Related: Read our interview with Saulnier and Yelchin here.

Saulnier’s scrappy seige opera was critically lauded in its festival run and healthy theatrical release and with legitimate reasons. The film is a kinetic middle finger to contemporary Hollywood thrillers, jerking viewers emotions around and battering them with extreme violence and extremely realized performances by a universally excellent cast.

Yelchin is the film’s core, starring as a member of a young punk band whose tour has hit the skids. When the group reluctantly accepts a gig playing at a skinhead club, they accidentally witness the aftershocks of a murder and, in a panic, the Nazi scum lock the band in the green room of the title. While they deliberate on what to do with their prisoners, the owner of the club and leader of the skins (Patrick Stewart, who snarls his dialogue in one of the most calmly frightening performances in recent memory) takes control, hatching a plan to use flesh-hungry dogs to eliminate the rock and roll witnesses.

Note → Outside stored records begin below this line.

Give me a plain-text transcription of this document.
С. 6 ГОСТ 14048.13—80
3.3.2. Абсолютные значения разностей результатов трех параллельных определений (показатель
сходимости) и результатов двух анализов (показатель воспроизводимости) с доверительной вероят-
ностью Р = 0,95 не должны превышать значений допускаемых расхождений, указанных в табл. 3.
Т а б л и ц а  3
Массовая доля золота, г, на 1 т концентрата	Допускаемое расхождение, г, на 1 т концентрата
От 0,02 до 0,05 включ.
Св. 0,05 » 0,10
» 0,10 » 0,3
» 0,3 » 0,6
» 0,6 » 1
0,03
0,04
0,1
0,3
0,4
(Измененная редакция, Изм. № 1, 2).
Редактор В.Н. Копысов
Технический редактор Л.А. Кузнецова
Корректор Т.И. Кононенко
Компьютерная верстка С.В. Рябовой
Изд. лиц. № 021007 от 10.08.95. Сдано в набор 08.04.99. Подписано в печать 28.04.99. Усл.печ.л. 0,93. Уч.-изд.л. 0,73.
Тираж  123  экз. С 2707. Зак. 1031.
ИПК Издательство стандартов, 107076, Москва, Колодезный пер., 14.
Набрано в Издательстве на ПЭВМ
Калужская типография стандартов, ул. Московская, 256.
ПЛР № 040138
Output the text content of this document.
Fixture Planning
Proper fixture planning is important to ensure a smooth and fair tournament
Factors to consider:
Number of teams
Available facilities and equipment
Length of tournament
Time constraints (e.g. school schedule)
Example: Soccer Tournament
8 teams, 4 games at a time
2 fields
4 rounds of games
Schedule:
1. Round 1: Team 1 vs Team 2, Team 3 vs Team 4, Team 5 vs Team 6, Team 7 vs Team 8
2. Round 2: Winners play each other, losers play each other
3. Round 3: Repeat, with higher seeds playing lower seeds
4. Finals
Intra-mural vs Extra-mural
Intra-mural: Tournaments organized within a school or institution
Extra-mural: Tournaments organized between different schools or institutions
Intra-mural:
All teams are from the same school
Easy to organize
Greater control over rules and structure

If you haven’t seen GREEN ROOM, to spill more would be sad as the film’s many pleasures derive from watching these characters – on both sides of the conflicting fence – evolve and interact in the span of one very volatile – and stomach-churningly gory – night.

D Films‘ Canadian Blu-ray (and the only slightly less-lovely DVD it comes packaged with) release looks sumptuous, a 2:40:1 widescreen image that exemplifies Saulnier’s choice to give the film a color tint that matches the film’s title. For a film that takes place primarily at night in a single location, the movie often glows, like neon, with deep blacks and bright red blood and a sickly, sexy green sheen.

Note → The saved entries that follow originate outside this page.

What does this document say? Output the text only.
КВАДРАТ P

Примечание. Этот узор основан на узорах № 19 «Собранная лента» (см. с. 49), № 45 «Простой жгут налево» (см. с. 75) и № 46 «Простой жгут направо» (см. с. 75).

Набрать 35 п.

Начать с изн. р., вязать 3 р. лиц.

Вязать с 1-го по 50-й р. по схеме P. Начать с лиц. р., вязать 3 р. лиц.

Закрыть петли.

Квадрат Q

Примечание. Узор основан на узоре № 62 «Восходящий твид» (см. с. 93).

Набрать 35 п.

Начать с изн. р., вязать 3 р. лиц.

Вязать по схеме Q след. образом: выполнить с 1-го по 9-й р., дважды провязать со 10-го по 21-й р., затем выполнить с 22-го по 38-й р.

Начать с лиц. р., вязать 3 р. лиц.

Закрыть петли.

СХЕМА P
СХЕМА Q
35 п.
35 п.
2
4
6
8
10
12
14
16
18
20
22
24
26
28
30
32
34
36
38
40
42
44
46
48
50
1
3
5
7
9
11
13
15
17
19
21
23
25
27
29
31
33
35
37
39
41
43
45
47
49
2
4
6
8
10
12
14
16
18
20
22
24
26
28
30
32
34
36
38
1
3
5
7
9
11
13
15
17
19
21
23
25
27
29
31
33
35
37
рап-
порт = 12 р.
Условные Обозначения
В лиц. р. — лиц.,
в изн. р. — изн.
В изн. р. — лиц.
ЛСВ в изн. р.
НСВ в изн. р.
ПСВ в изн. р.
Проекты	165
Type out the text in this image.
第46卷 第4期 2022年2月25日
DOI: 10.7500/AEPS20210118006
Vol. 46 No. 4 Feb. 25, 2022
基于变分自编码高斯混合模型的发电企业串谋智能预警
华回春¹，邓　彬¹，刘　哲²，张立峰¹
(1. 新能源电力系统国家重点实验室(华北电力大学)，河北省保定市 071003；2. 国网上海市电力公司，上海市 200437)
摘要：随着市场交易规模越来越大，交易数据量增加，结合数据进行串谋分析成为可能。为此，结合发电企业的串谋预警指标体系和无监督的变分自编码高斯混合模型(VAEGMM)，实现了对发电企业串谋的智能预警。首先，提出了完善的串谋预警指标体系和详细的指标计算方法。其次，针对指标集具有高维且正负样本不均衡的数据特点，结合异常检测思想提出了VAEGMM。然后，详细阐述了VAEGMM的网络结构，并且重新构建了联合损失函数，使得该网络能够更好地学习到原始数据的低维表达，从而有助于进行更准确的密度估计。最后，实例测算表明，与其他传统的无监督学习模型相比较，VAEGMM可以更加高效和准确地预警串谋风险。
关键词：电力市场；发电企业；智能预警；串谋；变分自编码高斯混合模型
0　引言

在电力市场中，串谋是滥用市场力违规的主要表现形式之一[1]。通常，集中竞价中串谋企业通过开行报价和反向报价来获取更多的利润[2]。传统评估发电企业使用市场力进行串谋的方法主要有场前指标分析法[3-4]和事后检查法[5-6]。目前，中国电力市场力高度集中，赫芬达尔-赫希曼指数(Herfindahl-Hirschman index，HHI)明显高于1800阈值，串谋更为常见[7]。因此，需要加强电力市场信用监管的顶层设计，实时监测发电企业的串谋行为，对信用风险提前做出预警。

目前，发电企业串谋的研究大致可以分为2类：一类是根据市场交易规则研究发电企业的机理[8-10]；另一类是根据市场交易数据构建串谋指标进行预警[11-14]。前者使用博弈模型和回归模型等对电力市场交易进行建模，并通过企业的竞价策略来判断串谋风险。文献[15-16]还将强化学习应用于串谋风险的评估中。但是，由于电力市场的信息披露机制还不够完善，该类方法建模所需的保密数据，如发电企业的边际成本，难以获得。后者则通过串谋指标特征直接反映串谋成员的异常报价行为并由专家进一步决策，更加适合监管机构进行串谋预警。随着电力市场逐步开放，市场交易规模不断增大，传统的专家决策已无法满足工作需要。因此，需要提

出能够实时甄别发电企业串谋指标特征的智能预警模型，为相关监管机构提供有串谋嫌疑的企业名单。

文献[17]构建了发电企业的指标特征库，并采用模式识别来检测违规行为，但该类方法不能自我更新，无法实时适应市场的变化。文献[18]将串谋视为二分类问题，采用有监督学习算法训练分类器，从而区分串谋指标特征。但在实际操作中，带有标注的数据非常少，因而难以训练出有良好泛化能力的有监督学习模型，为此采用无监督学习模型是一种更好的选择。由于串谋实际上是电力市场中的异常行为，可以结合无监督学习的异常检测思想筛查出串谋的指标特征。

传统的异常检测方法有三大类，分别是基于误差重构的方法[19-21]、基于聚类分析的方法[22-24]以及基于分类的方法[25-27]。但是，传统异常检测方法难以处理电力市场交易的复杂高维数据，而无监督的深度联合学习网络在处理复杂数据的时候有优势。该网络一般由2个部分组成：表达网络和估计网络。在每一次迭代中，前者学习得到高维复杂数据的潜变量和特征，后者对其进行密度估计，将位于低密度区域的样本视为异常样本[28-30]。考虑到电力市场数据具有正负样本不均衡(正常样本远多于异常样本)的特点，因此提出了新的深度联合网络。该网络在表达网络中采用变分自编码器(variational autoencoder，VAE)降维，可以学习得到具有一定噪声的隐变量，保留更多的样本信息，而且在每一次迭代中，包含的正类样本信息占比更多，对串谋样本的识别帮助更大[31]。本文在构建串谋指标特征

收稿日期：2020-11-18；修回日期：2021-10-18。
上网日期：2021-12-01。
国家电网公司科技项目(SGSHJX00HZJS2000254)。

Supplements are sparse, with a lively Saulnier commentary and an EPK making-of doc. Of course, both of these features were produced before Yelchin’s untimely passing, making the entire package a bit of a melancholy affair.

There were many, many more movies left in Anton Yelchin and his future was bright. But on a positive note, the fact that one of his final – and finest – performances comes embedded in this brutal, deftly constructed shocker, is a small mercy indeed.